Résumant les faits, Mme Ziadeh a expliqué que le 27 décembre 2023, la Banque centrale du Kosovo avait annoncé qu’à compter du 1er février 2024, la seule monnaie autorisée pour les transactions en espèces au Kosovo serait l’euro. Les explications au public ont été très limitées, a-t-elle noté. Or, depuis 1999, le dinar serbe était de facto la principale monnaie pour les transactions en espèces et commerciales dans les zones du Kosovo à majorité serbe. Conséquence: des dizaines de milliers de personnes sont touchées par cette décision, tout comme l’économie, qui dépend de leur pouvoir d’achat. Plus précisément, le nouveau règlement de la Banque centrale bloque le paiement des personnes employées par les institutions financées par la Serbie, de certaines subventions agricoles et sociales, ainsi que celui de bénéficiaires de pensions serbes et yougoslaves.
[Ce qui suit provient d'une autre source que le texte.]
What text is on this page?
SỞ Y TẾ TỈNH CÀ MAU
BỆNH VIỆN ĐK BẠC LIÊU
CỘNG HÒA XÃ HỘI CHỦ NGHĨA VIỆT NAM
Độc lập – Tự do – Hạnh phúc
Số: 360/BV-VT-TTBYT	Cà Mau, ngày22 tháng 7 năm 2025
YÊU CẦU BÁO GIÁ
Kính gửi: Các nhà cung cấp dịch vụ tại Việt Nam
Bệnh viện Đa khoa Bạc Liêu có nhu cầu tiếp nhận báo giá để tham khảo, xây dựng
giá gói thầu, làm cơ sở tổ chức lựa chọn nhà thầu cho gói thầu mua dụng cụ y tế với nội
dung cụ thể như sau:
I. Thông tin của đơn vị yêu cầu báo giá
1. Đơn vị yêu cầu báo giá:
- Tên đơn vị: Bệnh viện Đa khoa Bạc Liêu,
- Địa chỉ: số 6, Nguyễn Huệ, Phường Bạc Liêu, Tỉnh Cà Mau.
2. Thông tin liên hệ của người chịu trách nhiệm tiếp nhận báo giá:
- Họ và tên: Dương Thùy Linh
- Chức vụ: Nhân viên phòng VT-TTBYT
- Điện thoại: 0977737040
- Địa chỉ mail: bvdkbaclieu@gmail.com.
Les petites et moyennes entreprises, les services de santé et d’éducation, y compris les services de garde d’enfants, seront également gravement touchés, car ils reçoivent eux aussi depuis longtemps leurs fonds de la Serbie.
En réponse à ces préoccupations évidentes, les autorités du Kosovo ont annoncé le 6 février une période transitoire d’un mois, accompagnée d’une campagne de communication, a indiqué Mme Ziadeh. Cependant, a-t-elle pointé, toutes les inquiétudes ne semblent pas être résolues concernant les flux de trésorerie en dinars, puisqu’un camion de transfert d’argent s’est vu empêcher d’entrer au Kosovo le 7 février, tandis que quelque 4 millions de dinars ont été confisqués par la police du Kosovo le 3 février dans la municipalité de Pejë/Peć.
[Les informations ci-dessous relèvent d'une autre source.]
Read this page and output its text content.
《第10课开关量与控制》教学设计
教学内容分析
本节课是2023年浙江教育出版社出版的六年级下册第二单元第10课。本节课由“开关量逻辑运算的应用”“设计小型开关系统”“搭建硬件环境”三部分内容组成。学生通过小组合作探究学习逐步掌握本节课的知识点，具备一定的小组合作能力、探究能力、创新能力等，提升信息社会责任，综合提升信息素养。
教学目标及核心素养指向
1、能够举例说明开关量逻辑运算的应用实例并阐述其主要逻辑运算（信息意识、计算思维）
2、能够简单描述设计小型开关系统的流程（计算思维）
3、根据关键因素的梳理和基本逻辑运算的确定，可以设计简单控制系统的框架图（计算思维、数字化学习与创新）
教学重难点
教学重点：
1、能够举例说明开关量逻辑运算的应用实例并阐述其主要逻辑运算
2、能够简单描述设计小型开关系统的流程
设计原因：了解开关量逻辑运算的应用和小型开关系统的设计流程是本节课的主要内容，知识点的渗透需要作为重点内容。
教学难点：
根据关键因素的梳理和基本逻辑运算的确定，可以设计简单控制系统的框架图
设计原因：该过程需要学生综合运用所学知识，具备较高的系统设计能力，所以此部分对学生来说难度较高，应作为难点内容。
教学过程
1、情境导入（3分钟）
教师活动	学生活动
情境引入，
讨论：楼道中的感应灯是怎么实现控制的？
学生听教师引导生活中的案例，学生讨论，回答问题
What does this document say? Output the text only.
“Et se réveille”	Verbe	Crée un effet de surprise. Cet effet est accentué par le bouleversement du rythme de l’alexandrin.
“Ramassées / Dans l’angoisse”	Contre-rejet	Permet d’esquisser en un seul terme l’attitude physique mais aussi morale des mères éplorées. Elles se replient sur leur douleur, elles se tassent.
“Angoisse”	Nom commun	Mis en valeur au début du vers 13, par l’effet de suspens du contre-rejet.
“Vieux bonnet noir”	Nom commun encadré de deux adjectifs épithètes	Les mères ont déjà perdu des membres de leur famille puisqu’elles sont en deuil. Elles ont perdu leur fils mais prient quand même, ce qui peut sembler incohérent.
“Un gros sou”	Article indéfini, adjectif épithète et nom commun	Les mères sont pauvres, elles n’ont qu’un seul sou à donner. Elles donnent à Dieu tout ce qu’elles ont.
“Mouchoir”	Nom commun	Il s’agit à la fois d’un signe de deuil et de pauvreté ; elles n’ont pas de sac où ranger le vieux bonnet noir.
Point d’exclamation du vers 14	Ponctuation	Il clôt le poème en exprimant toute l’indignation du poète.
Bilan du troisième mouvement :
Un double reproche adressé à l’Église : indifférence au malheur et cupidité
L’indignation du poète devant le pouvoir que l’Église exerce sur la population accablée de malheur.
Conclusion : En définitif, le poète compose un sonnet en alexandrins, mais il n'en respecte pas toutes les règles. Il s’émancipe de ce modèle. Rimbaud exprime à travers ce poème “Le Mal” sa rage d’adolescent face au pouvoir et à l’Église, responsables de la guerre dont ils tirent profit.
Mme Ziadeh a souligné, « comme de nombreux partenaires internationaux », que ces questions relèvent des accords de Bruxelles de 2013 et 2015 et « devraient donc faire l’objet de négociations plutôt que d’une action unilatérale ».
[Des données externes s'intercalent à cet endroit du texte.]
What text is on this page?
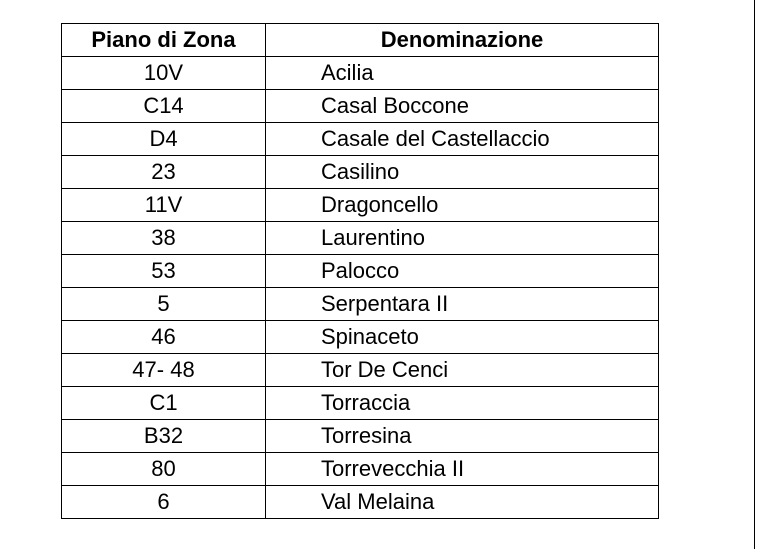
Piano di Zona	Denominazione
10V	Acilia
C14	Casal Boccone
D4	Casale del Castellaccio
23	Casilino
11V	Dragoncello
38	Laurentino
53	Palocco
5	Serpentara II
46	Spinaceto
47- 48	Tor De Cenci
C1	Torraccia
B32	Torresina
80	Torrevecchia II
6	Val Melaina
La Cheffe de la MINUK a également évoqué des événements survenus les 26 janvier et 2 février: la police du Kosovo a mené des opérations visant les installations utilisées par la communauté serbe non majoritaire dans plusieurs municipalités. La police du Kosovo a annoncé la saisie de divers documents; des bâtiments ont été scellés; du personnel arrêté pour interrogatoire, puis relâché. Lors d’une précédente opération de police le 2 janvier, une équipe de journalistes de Radio Goraždevac, seul média serbe du Kosovo dans la région, a déclaré avoir été interpellée et fouillée alors qu’elle avait présenté des accréditations de presse valides. La MINUK accorde la plus haute importance à garantir la liberté d’expression, a souligné sa Cheffe en prévenant que ni la nouvelle réglementation de la Banque centrale du Kosovo ni ces récentes opérations de police ne contribueront à une baisse des tensions.
Mme Ziadeh a de nouveau appelé Pristina et Belgrade à s’engager activement et de bonne foi dans le dialogue facilité par l’Union européenne (UE). Des efforts continus pour instaurer et augmenter la confiance et le respect mutuels constituent la seule voie viable vers la stabilité, la prospérité et la sécurité, a conclu la Représentante spéciale.
M. ALEKSANDAR VUČIĆ, Président de la République de Serbie, a indiqué avoir demandé la convocation de cette réunion à cause de la situation sur le territoire du Kosovo-Metohija, qui est « contraire à la Charte des Nations Unies et aux résolutions pertinentes du Conseil de sécurité ». Il a en effet accusé les institutions provisoires d’administration autonome de Pristina d’avoir créé sur le territoire concerné des conditions de vie insupportables pour les Serbes et de se livrer à des attaques systématiques généralisées et à des persécutions contre les civils serbes. Une telle situation, en l’absence de réaction appropriée, pourrait entraîner des dommages irréparables pour le peuple serbe au Kosovo-Metohija.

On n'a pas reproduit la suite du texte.